Don’t spend it, roll it
While this pool of dollars may look attractive, don’t spend it unless you absolutely need to. If you take a distribution you’ll be taxed, at ordinary income tax rates, on the entire value of your account except for any after-tax or Roth 401(k) contributions you’ve made. And, if you’re not yet age 55, an additional 10% penalty may apply to the taxable portion of your payout. Your employer must also allow you to make a direct rollover to an IRA or to another employer’s 401(k) plan.
Should I roll over to my new employer’s 401(k) plan or to an IRA?
Assuming both options are available to you, there’s no right or wrong answer to this question. It’s best to have a professional assist you with this, since the decision you make may have significant consequences–both now and in the future.
Reasons to roll over to an IRA
You generally have more investment choices with an IRA than with an employer’s 401(k) plan. You typically may freely move your money around to the various investments offered by your IRA trustee, and you may divide up your balance among as many of those investments as you want. It can also allow you to have IRA accounts with more than one institution for added diversification. An IRA may give you more flexibility with distributions where your options in a 401(k) plan depend on the terms of that particular plan.

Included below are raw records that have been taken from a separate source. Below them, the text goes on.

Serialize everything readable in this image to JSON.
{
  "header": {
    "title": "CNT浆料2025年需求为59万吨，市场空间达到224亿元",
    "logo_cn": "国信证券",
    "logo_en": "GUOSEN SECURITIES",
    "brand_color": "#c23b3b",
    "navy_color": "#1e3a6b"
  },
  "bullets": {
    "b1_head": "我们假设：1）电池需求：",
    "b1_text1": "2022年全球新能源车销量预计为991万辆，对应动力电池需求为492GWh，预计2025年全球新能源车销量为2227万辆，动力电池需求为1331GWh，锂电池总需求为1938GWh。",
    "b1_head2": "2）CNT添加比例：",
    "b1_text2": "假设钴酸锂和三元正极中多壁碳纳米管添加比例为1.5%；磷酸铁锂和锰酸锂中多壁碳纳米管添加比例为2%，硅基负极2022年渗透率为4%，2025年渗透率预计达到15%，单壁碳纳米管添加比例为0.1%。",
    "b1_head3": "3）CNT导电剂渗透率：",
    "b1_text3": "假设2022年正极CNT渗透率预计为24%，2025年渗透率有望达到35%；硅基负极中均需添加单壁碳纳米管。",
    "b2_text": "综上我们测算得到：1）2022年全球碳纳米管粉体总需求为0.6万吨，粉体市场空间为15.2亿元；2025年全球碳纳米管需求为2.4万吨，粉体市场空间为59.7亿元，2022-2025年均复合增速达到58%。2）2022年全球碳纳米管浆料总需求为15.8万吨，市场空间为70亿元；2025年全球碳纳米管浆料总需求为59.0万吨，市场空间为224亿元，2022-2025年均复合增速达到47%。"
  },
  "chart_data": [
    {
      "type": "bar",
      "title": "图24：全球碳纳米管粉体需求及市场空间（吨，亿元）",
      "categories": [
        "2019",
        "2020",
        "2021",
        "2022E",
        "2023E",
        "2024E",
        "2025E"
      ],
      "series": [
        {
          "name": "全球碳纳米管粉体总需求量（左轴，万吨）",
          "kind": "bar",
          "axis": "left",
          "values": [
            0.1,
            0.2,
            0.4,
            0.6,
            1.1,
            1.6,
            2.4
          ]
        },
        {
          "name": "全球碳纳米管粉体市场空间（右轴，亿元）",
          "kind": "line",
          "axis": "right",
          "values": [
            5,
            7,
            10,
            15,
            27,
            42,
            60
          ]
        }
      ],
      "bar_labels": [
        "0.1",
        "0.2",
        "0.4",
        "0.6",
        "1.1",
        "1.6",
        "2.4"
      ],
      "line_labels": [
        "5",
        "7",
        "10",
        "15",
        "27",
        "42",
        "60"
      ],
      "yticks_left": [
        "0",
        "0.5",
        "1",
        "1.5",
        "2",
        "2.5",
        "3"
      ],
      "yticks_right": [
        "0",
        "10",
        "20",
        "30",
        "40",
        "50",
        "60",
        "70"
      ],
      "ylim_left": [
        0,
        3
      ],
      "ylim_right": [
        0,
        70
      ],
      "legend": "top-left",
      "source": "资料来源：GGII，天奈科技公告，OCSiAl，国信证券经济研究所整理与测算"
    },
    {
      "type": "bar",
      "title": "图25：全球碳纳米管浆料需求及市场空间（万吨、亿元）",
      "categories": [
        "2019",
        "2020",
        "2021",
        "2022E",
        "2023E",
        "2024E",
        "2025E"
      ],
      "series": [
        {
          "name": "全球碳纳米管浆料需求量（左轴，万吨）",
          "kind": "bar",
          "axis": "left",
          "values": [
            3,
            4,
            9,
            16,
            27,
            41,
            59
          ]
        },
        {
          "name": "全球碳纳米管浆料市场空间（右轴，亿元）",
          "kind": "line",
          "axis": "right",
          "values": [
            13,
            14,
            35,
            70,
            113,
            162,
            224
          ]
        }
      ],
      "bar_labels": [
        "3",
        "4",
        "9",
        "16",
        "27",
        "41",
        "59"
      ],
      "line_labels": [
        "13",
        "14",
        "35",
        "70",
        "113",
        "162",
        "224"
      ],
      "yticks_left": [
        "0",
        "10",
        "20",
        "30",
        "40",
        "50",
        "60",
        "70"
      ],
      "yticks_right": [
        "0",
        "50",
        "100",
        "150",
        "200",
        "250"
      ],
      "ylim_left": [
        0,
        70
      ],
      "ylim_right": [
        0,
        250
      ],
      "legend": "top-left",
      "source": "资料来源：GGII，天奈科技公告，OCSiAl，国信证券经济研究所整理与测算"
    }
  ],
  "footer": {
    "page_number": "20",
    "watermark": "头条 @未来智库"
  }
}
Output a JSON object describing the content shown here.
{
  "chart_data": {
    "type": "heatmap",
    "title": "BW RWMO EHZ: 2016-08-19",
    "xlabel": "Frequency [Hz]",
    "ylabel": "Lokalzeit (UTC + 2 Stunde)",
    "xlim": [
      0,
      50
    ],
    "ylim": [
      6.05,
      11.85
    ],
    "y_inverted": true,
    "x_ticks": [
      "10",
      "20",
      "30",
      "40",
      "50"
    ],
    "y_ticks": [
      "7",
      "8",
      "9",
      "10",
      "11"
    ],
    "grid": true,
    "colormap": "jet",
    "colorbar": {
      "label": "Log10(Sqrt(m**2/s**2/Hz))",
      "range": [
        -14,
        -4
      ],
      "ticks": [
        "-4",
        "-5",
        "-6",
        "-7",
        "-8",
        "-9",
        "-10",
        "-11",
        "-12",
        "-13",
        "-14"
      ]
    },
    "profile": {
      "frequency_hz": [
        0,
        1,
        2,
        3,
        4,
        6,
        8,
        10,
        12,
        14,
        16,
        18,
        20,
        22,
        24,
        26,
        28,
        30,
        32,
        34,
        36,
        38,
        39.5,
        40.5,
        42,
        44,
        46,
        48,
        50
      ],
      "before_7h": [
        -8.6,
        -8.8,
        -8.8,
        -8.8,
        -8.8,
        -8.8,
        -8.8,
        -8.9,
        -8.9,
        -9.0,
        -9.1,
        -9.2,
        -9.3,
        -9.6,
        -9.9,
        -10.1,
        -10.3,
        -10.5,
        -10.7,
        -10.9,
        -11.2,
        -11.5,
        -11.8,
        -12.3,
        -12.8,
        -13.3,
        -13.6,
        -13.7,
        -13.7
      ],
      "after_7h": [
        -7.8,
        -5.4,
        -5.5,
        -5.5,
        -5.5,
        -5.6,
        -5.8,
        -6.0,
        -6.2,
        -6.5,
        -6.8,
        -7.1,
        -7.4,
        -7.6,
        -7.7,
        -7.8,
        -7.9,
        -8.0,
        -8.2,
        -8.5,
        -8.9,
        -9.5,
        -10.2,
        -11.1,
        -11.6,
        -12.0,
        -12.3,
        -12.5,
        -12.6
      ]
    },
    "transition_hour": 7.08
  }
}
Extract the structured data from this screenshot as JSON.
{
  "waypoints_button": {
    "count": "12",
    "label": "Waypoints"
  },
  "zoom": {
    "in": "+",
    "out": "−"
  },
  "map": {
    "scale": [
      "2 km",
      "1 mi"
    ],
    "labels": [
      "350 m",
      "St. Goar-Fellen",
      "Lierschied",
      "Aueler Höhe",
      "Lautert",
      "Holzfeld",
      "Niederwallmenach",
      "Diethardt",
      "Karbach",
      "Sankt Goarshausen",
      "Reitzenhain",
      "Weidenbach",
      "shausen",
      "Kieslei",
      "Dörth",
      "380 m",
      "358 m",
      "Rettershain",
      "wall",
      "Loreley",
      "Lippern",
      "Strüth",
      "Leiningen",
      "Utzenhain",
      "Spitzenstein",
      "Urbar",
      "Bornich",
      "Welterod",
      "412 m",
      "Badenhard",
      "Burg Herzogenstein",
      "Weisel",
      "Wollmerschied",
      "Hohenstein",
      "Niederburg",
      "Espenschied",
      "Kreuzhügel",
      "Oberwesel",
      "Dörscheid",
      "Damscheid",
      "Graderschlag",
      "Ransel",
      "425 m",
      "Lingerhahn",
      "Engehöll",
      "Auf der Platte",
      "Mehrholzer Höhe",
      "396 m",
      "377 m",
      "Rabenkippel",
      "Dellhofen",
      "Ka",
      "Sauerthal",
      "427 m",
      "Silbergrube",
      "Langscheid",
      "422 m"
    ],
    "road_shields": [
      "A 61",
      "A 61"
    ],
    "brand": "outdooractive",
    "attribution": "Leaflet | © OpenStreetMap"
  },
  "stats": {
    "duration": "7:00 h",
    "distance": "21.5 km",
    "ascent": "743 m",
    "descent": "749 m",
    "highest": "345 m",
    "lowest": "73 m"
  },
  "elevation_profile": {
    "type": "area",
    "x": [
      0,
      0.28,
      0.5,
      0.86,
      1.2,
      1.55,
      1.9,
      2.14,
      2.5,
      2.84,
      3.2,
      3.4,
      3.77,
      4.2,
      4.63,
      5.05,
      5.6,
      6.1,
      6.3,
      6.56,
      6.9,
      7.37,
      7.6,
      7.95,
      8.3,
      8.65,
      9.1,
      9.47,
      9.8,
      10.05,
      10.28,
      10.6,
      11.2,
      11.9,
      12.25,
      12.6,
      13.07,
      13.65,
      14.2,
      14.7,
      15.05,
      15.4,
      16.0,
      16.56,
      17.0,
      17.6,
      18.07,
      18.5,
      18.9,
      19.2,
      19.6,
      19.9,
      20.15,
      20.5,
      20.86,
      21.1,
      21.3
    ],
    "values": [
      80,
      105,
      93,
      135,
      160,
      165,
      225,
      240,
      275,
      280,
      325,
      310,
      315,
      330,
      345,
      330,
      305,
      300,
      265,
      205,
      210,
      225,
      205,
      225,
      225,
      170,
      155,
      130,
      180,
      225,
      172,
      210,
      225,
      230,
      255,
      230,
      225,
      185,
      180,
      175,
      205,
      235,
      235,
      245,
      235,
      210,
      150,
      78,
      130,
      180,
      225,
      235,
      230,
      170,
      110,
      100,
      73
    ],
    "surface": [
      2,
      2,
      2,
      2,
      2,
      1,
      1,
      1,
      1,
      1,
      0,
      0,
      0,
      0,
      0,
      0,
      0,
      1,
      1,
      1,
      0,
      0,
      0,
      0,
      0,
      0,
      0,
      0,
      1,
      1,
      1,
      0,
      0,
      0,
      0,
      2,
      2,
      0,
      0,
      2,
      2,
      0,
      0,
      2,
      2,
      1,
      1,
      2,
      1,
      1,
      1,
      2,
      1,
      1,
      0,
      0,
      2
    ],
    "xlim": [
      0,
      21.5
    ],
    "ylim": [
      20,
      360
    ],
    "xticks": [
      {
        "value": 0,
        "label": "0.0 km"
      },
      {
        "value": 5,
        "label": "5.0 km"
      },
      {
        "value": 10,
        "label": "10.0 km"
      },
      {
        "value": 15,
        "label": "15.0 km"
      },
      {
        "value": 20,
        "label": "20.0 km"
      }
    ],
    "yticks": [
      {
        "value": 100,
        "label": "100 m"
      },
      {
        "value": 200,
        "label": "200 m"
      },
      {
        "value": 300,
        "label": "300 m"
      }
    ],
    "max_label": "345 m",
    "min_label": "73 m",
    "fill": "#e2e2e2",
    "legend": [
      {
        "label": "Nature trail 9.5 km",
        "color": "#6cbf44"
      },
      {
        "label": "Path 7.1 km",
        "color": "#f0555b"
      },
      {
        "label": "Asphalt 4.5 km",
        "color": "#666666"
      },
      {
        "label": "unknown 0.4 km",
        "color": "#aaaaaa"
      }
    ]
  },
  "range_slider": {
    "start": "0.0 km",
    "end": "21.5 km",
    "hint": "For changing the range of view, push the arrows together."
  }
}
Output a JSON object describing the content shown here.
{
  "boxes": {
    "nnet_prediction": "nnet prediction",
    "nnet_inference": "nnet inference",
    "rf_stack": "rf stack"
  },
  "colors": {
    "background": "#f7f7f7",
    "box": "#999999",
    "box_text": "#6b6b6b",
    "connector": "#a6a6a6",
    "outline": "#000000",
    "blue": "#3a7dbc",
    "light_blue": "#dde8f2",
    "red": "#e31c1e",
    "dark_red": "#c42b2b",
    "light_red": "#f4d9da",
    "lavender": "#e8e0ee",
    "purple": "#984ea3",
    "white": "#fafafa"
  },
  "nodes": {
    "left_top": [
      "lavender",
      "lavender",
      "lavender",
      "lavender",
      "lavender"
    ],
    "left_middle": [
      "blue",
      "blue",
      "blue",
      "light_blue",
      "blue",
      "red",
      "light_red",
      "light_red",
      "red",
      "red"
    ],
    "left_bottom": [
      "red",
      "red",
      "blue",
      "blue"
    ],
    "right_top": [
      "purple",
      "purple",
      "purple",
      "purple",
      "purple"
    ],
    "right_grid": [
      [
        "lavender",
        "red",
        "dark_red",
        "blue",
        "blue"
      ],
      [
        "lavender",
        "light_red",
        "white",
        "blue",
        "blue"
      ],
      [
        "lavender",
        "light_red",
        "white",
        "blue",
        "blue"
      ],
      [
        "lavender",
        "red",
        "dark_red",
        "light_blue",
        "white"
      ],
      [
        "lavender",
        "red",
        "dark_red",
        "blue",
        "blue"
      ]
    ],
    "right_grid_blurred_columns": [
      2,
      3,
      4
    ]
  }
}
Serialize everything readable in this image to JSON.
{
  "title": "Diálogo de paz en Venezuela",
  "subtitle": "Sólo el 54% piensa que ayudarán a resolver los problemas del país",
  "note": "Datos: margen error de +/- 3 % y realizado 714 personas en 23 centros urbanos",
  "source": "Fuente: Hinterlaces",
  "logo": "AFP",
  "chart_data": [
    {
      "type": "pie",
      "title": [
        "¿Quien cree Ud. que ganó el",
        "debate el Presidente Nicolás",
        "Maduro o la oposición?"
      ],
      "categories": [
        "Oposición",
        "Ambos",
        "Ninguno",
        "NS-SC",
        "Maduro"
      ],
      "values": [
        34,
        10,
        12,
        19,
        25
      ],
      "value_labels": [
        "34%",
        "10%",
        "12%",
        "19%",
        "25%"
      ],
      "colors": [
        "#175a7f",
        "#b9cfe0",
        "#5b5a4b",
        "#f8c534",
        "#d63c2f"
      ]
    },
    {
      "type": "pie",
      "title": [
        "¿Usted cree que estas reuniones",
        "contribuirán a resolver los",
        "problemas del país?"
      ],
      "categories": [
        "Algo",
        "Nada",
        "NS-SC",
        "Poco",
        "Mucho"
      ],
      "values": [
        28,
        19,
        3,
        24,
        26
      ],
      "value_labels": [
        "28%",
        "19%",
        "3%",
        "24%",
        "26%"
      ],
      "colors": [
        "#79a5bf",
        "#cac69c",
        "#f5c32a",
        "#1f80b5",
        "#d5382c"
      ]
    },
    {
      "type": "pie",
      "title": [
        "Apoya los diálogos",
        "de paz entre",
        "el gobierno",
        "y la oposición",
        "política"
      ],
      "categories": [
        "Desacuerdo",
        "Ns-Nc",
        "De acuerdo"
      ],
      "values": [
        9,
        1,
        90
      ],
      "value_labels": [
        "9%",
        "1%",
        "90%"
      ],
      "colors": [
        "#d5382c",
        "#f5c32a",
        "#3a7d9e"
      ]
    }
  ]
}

Reasons to roll over to your new employer’s 401(k) plan
If you roll over your retirement funds to a new employer’s plan that permits loans, you may be able to borrow up to 50% of the amount you roll over if you need the money. A rollover to your new employer’s 401(k) plan may provide greater creditor protection than a rollover to an IRA. Most 401(k) plans receive unlimited protection from your creditors under federal law. In addition, you may be able to postpone required minimum distributions.